The CND meeting was followed by a weekend-long conference and trade show dedicated to sustainable cannabis production sponsored by FAAAT (For Alternative Approaches to Addiction Think and Do Tank. Panels covered human rights, environmental issues, gender disparities, medical use, hemp technologies, cooperative business models, and youth. Missing, however, were the voices of young people and representatives from developing countries. Unlike any other cannabis conference/trade show, FAAAT provided awards for cannabis businesses based on sustainability.
Tony Silvaggio, a Humboldt State University sociology professor and contributor to Where There’s Smoke: The Environmental Science, Public Policy, and Politics of Marijuana, began the conference with a bit of a downer. He explained that California’s registration fees and regressive taxes have incentivized large-scale grows while putting smaller, sustainable cultivators out of business. Like many panelists, Silvaggio’s conception of sustainability goes beyond environmental concerns. “There are sustainable communities, sustainable economies, sustainable agriculture,” he said. “It is a very expensive term.”
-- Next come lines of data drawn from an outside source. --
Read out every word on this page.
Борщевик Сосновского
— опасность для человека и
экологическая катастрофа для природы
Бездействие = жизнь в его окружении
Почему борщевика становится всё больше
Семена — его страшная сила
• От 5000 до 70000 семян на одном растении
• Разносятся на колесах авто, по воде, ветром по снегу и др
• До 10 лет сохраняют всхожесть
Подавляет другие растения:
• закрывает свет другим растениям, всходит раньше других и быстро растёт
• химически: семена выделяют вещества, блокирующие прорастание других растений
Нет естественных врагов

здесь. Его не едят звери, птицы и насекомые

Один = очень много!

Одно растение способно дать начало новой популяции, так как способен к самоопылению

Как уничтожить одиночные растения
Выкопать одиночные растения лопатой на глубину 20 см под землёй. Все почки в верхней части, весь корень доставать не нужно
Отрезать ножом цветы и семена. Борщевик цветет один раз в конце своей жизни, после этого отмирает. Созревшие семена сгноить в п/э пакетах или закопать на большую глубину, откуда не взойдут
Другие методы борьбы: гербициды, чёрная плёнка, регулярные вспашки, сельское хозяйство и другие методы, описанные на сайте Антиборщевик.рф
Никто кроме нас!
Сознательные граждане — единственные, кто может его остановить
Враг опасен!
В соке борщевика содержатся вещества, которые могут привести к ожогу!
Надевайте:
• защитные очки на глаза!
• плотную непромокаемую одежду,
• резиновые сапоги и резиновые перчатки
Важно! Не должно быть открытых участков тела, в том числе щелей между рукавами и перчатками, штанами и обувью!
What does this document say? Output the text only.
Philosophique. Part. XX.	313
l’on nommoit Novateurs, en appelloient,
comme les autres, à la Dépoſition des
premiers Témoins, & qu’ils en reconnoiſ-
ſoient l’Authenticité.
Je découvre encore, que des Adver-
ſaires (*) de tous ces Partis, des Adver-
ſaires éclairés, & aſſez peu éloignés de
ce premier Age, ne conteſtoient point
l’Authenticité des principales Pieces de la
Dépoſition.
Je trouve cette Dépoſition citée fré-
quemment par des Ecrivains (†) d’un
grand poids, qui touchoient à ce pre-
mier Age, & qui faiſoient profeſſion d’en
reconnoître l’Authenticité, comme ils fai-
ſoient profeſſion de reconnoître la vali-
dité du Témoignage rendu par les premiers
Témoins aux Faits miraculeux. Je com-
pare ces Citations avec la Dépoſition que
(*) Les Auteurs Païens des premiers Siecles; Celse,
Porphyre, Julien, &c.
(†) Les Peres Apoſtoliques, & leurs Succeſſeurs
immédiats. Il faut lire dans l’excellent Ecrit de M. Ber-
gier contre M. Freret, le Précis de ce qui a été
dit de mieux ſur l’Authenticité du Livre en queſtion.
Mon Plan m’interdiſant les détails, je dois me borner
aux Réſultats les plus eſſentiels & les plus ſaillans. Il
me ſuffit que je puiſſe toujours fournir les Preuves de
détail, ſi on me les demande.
While he didn’t win any awards, the most innovative and potentially impactful hemp product was presented by Canada’s Carl Martel, who invented batteries made from carbonized hemp waste that can potentially be used to power vape pens, eliminating a major source of cannabis-related toxic waste.
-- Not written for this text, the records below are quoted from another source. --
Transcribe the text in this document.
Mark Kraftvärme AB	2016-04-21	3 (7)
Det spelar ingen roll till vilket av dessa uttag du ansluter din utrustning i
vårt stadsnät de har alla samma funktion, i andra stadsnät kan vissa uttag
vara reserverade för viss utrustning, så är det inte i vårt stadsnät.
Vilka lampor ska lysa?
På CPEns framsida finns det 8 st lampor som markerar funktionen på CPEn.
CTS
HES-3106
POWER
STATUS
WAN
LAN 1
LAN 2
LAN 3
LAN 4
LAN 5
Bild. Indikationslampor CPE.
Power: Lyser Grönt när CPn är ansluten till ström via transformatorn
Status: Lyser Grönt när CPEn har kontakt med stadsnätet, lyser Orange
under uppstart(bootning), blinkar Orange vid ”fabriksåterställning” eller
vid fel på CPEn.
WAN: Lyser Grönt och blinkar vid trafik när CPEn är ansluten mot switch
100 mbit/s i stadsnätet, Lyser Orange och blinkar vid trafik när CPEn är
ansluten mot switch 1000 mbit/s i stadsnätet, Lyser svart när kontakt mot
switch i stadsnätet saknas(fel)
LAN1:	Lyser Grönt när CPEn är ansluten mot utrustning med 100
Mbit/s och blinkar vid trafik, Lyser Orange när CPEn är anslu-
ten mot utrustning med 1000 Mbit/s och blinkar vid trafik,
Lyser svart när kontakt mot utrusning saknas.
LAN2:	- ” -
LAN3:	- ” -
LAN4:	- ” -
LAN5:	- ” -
While not on the ballot, Italy’s Serena Caserio and Virgilio Catanzano from Nonna Canapa should have received some votes for their comic book about a grandmother recounting the history of cannabis. Each book comes with a hemp seed stuck to a bookmark. After presentations in schools, children are then to take the book home, read it with their parents, and plant the seed in their gardens.
It was the general consensus that too much plastic packaging surrounds cannabis products. Konopex, a Czech company, supplied free hemp beer all weekend and vowed to stop using single-use plastic cups.
Myrtle Clarke, the other half of South Africa’s Dagga Couple, was glad her country didn’t medicalize marijuana. “With the medical thing you are wanting a bottle of medication with a barcode and standardization, thousands of rules, and a three-meter-high electric fence.”
She further lamented about the lack of younger voices at the conference. “Children in our rural areas are very much brought up with the cannabis economy because they need to help the old people out because there is no middle ground, everyone else has gone to the city,” Clarke said. “I met those people from Nonna Canapa yesterday and they gave me the comic book with the bookmark that you stick in the ground. You know, isn’t that the way to go? And all we ever hear is, ‘It’s going to make you schizophrenic!’ or ‘What about the children!?’ Yes, what about the children? This is also for the future of the children.”
For now, the adults are still in charge.